By The Facts (Clute, Texas)
The state has finally reached a settlement in a class action suit brought by inmates who were being forced to endure stifling hot conditions — regularly exceeding 100 degrees — in the housing area.
Now the state will install air conditioning at the notoriously sweltering prison: the Wallace Pack Unit, southeast of College Station. The success of the suit means other inmates living and guards working in other state prisons without A/C also could see some relief on the horizon.
The agreement still needs to be approved in federal court, but U.S. District Judge Keith Ellison said he is optimistic it will move forward.
Of course, there never should have been a need to file a suit to begin with, as no human being can be constitutionally subjected to such cruel, unusual and potentially deadly conditions.
In Texas, it should be a no-brainer that A/C is not a luxury. It’s a necessity, especially during the summer months when the dangers of heat stroke are all too real. How real?

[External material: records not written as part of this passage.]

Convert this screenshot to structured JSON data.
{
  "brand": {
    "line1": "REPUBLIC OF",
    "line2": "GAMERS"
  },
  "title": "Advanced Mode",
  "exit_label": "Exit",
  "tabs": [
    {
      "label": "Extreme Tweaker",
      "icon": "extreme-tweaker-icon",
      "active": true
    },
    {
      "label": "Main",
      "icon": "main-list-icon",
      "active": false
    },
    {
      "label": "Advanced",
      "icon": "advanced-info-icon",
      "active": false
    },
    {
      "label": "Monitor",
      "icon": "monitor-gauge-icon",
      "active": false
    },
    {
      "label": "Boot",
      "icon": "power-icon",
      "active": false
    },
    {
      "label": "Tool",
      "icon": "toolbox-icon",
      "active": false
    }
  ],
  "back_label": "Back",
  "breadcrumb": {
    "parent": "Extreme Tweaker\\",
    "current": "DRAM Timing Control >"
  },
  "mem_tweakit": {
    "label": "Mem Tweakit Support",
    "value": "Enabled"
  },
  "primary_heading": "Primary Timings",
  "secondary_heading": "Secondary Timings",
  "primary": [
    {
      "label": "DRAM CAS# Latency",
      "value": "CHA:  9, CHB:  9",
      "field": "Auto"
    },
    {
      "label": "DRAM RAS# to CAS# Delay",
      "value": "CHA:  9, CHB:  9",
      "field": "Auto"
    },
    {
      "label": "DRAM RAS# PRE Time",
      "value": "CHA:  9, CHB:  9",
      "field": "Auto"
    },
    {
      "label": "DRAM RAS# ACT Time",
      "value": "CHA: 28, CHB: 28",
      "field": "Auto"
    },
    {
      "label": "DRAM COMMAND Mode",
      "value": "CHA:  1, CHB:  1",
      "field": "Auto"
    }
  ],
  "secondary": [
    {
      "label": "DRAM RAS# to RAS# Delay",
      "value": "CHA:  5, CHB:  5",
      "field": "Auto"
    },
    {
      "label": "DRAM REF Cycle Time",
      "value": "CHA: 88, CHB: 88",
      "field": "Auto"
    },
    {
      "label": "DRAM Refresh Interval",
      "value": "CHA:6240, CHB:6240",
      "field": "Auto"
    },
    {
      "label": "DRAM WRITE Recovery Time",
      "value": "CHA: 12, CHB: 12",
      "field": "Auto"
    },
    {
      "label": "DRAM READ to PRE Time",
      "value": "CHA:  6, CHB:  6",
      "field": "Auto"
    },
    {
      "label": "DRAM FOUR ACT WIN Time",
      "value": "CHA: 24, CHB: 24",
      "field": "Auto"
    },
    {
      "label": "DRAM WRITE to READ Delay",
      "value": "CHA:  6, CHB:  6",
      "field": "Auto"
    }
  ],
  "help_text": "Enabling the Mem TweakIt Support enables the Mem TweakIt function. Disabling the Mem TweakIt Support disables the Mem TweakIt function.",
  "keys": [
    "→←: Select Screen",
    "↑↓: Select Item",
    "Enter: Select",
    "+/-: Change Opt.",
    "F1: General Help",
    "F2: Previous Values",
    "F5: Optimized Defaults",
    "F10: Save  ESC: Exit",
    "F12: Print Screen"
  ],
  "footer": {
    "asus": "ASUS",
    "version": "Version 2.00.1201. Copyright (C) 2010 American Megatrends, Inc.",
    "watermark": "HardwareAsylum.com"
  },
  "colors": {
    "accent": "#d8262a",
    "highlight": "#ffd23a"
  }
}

In the last 20 years, almost two dozen prisoners have died from heat stroke in Texas prisons.
“It’s a big day for the inmates who suffered through those summers at the Pack Unit,” said Jeff Edwards, attorney for the prisoners. “They’re not going to be in fear of dying from heat stroke anymore.”
Bringing A/C to the College Station prison we hope will just be the beginning. According to The Texas Tribune, the state has more than 100 prisons, and almost 75 percent of them don’t have air conditioning in the areas where inmates live. That is simply unacceptable, particularly in buildings that typically lack windows or ventilation, and where sweating humans are packed in close proximity to one another.

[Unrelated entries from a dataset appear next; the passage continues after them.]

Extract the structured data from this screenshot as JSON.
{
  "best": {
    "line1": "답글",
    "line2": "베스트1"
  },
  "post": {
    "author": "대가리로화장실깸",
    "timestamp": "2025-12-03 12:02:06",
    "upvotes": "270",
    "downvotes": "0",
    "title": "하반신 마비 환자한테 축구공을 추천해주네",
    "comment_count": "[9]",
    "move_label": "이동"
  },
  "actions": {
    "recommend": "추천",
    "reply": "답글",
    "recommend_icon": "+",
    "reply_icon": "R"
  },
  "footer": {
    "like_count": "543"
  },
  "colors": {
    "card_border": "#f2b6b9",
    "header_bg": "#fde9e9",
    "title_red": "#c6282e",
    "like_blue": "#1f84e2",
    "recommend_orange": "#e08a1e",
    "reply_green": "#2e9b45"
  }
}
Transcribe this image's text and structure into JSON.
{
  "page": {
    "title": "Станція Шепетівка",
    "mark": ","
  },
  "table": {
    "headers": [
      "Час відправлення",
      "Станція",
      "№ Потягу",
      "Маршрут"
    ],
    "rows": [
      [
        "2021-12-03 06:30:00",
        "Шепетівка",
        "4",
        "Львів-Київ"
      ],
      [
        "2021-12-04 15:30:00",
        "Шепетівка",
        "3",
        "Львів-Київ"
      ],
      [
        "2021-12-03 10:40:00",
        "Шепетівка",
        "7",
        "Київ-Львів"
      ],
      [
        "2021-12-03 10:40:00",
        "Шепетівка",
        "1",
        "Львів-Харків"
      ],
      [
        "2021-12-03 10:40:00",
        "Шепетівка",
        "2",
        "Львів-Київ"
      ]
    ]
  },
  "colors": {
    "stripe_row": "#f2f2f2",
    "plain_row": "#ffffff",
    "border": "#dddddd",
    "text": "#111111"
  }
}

We are fully aware inmates were sentenced to prison terms in order to be punished, surely not to enjoy luxury resorts or vacation homes. No one is suggesting that be the case. But prisoners should be able to expect not to die from a heat stroke because their living quarters are nothing more than oversized crock pots. A prison sentence shouldn’t be akin to dropping a live lobster into a roiling pot of boiling water.
Yet, the Texas Department of Criminal Justice at first fought Ellison’s ruling, and appealed the decision to the 5th U.S. Circuit Court of Appeals. Attorney General Ken Paxton even said air conditioning systems in Texas prisons are “unnecessary and not constitutionally mandated.”

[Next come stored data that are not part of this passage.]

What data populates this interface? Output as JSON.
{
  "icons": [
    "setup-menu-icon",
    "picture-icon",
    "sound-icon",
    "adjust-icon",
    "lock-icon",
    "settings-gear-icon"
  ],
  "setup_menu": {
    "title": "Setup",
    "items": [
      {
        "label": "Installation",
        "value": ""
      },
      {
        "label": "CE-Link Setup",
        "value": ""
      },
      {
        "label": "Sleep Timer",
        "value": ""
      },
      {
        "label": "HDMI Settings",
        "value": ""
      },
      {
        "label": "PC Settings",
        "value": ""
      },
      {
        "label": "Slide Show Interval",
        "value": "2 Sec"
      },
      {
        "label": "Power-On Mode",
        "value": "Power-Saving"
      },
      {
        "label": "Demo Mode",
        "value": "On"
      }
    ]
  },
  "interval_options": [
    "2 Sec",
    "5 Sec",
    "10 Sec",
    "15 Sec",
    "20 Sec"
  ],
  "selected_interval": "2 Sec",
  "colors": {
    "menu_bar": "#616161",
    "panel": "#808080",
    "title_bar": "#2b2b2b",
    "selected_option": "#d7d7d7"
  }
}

Paxton should say those words to the grieving families of Texans who died from heat stroke in ovens masquerading as prison cells. On that topic, the settlement also includes resolutions of several wrongful death lawsuits filed by those very families of inmates who perished in the stifling conditions.
While the settlement just covers the unit in College Station, the implications fortunately are more far-reaching, the plaintiff’s attorney points out. “Obviously, if the inmates can prevail and get much needed protection from the heat in one prison, there’s significance to that for inmates everywhere,” Edwards said.
No one expects or wants prisons to include all the comforts of home. But a basic expectation of safety and protection from cruel and unusual conditions should be the standard. It’s good to see Texas might be moving in the right direction, even though it took some legal prodding.